Но мальчишка не прыгнул, а просто слез на берег. Рудик поплавал, потом вернулся к нам, невозмутимо опустился на одеяло. Достал из банки огурец, однако тело мальчика подрагивало, а глаза еще наполнял заметил я, страх. Анна принялась выговаривать ему, но Рудик просто жевал огурец, и кончилось тем, что она пожала плечами. Мальчик взглянул на нее из-под упавшей на лоб пряди, дожевал огурец и положил голову ей на плечо.

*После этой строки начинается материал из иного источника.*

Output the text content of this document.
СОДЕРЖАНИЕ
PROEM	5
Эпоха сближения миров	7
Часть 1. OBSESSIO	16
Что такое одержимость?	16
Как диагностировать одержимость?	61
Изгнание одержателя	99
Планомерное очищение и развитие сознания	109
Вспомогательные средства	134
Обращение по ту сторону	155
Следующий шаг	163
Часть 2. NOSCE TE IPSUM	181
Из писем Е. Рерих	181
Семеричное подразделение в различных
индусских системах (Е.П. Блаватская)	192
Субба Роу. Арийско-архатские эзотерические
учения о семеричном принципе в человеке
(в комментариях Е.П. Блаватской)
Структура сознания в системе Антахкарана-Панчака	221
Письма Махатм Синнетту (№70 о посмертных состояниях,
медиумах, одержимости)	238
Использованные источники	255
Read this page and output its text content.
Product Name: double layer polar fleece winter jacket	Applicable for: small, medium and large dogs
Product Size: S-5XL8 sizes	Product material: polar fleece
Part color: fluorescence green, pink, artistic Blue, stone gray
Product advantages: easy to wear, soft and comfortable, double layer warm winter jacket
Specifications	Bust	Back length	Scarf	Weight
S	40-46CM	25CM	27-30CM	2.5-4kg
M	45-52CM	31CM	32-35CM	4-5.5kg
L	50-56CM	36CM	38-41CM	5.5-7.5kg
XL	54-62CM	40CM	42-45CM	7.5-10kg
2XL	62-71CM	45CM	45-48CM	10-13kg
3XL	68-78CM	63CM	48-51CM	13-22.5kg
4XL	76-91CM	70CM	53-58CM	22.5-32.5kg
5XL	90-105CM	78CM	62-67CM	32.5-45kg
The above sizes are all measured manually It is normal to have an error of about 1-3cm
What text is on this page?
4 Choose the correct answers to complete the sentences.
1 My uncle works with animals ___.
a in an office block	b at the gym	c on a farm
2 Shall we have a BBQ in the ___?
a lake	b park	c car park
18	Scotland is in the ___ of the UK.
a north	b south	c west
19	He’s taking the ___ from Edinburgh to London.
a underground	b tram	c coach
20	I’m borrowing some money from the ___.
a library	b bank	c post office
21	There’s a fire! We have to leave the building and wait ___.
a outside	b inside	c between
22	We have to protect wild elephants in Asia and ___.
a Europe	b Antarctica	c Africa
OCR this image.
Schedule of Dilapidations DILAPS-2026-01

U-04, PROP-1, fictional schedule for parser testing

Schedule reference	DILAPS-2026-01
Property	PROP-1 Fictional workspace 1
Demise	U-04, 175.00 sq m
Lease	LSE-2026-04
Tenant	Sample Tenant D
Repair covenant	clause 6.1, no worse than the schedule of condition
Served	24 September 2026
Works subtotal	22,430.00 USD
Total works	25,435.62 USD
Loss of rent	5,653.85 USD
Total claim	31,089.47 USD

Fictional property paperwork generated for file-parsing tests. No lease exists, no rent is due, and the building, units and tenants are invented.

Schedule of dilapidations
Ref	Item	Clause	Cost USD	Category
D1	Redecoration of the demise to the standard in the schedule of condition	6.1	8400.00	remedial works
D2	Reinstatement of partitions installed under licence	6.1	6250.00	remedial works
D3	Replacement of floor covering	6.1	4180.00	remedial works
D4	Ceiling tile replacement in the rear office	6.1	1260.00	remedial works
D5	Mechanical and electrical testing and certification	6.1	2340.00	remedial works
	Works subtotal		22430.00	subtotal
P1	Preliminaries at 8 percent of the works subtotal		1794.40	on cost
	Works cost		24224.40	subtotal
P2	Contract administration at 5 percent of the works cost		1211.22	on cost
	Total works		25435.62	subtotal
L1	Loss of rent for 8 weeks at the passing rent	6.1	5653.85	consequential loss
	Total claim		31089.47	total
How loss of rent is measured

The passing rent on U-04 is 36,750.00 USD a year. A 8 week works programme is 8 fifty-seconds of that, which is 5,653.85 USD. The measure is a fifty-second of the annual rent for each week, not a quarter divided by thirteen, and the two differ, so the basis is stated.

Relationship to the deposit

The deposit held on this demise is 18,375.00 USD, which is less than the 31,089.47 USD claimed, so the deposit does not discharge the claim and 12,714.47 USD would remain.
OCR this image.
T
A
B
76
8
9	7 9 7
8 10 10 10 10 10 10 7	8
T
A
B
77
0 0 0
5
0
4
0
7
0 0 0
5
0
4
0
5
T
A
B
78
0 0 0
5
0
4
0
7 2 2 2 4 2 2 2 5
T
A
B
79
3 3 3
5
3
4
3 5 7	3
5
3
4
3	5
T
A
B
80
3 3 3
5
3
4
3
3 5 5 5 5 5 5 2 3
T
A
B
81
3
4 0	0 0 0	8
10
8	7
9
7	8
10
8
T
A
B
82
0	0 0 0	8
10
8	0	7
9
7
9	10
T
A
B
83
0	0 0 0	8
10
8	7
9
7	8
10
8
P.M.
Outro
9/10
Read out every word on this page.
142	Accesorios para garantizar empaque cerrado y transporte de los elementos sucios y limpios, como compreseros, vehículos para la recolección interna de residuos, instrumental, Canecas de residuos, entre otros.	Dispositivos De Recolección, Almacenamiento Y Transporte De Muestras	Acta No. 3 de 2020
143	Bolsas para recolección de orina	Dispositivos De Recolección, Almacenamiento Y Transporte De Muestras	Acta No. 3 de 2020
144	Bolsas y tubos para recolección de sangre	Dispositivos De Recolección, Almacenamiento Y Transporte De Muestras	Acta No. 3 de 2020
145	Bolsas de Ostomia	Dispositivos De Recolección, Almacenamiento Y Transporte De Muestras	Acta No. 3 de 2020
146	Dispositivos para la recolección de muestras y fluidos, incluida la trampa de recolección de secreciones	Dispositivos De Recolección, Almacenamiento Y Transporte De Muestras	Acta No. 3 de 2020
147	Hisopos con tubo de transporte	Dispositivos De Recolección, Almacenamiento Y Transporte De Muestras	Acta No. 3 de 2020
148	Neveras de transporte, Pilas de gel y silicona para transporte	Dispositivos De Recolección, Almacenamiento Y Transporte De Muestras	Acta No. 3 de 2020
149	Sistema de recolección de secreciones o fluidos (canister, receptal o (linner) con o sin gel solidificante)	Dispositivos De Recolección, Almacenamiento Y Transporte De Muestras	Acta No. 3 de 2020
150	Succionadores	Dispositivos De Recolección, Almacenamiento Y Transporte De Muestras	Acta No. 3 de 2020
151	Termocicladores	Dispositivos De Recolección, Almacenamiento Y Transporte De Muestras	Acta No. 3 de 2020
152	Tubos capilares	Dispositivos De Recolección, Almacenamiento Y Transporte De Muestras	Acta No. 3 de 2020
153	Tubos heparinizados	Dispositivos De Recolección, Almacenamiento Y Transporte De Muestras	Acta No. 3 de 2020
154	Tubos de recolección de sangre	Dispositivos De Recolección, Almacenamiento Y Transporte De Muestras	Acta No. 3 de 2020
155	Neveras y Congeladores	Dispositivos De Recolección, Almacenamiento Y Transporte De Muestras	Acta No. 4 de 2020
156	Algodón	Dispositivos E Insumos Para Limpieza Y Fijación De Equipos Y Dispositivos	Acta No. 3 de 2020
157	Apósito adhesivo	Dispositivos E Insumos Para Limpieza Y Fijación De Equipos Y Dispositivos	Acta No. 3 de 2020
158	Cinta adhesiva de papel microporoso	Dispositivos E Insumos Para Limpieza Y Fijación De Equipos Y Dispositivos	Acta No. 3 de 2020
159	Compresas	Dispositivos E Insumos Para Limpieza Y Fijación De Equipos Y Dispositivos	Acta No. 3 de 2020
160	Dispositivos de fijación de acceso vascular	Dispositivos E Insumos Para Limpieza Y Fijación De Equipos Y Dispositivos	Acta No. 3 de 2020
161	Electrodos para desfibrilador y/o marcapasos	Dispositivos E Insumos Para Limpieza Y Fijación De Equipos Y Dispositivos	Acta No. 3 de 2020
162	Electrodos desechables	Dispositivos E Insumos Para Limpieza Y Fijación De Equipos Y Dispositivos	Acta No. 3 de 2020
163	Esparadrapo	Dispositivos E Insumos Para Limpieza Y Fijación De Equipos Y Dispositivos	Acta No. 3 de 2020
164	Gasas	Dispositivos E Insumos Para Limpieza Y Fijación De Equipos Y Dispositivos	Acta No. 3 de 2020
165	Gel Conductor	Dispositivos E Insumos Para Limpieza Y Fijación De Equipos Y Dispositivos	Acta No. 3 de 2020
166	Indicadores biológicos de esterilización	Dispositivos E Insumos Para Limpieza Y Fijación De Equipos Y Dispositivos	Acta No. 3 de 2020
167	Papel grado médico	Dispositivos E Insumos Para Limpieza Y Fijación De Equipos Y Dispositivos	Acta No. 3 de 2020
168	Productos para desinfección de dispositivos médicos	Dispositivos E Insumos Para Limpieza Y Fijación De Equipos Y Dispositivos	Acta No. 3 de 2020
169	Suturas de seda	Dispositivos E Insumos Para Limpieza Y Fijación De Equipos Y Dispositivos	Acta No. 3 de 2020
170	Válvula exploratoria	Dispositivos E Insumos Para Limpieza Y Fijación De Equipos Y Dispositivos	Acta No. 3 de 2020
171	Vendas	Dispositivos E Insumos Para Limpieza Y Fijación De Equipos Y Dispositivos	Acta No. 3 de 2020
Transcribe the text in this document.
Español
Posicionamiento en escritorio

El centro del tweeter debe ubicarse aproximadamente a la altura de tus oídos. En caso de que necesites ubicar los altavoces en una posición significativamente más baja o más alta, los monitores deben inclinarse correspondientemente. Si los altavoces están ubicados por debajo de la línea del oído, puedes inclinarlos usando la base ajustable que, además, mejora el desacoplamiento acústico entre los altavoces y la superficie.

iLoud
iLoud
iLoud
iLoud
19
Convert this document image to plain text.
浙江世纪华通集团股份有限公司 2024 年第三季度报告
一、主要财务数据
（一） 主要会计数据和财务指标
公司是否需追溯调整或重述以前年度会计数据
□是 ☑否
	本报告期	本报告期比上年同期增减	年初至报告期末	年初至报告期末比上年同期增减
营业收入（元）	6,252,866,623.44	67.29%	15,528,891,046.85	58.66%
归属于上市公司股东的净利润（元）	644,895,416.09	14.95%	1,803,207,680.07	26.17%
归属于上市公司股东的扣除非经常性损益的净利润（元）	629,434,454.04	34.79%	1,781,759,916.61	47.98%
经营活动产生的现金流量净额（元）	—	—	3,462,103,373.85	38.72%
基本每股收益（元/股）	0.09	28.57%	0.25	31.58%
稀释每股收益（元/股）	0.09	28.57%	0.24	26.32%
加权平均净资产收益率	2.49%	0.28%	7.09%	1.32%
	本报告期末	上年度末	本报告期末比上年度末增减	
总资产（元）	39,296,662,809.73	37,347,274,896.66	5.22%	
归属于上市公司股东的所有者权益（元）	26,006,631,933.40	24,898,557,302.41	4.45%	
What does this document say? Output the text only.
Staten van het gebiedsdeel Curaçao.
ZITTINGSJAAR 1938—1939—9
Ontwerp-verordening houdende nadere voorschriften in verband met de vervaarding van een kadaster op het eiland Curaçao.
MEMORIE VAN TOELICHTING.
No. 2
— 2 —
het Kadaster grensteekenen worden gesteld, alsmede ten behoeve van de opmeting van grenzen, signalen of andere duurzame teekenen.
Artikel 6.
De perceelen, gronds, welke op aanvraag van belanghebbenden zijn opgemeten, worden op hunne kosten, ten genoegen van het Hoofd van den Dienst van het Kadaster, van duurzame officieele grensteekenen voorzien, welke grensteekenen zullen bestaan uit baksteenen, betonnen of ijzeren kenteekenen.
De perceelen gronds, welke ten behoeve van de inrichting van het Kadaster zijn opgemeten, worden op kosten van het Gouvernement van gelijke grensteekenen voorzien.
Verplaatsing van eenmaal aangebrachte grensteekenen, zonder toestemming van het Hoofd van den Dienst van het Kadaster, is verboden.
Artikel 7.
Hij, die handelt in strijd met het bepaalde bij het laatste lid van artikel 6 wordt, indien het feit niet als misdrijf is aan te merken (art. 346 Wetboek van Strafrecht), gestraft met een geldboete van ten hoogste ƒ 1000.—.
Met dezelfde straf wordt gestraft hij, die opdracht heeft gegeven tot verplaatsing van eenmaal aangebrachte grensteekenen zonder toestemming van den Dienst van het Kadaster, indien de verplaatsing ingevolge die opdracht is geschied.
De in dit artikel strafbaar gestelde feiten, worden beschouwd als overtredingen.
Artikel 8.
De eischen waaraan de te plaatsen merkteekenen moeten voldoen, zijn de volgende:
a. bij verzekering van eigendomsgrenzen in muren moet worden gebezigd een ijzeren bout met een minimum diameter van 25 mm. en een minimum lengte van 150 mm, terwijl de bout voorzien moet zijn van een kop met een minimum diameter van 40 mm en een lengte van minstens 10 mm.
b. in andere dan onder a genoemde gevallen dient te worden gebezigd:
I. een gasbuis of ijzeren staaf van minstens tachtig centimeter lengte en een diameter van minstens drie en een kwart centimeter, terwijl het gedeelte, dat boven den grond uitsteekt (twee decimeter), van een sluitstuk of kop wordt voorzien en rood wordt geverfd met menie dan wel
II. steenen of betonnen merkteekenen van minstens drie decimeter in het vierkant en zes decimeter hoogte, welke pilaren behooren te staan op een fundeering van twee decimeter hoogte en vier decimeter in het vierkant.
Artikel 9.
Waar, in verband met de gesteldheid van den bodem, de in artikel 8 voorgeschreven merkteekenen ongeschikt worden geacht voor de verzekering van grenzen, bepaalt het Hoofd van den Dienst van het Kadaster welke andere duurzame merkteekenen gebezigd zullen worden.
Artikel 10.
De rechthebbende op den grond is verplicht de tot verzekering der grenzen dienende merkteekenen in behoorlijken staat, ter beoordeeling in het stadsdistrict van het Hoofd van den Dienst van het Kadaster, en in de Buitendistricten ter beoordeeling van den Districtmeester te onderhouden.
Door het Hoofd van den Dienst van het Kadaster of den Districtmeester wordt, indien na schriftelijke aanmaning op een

— Странный ты ребенок, — сказала она.
Он что ни день приходил в нашу комнату, иногда по два-три раза. Некоторые сохраненные нами фотографии подпадали под запрет. Мы прятали их в двойной задней стенке деревянного книжного шкапа, одной из немногих моих столярных затей и впрямь себя оправдавших, поскольку она пережила визиты людей из Министерства. Рудик научился извлекать из конвертов снимки, держа их за края, чтобы пальцы его не оставляли пятен. Как научился и тщательно очищать от пыли иглу патефона. Пара сухих щелчков — и вступают скрипки; эти звуки действовали на него как целительное средство.
Он прохаживался по комнате, закрыв глаза.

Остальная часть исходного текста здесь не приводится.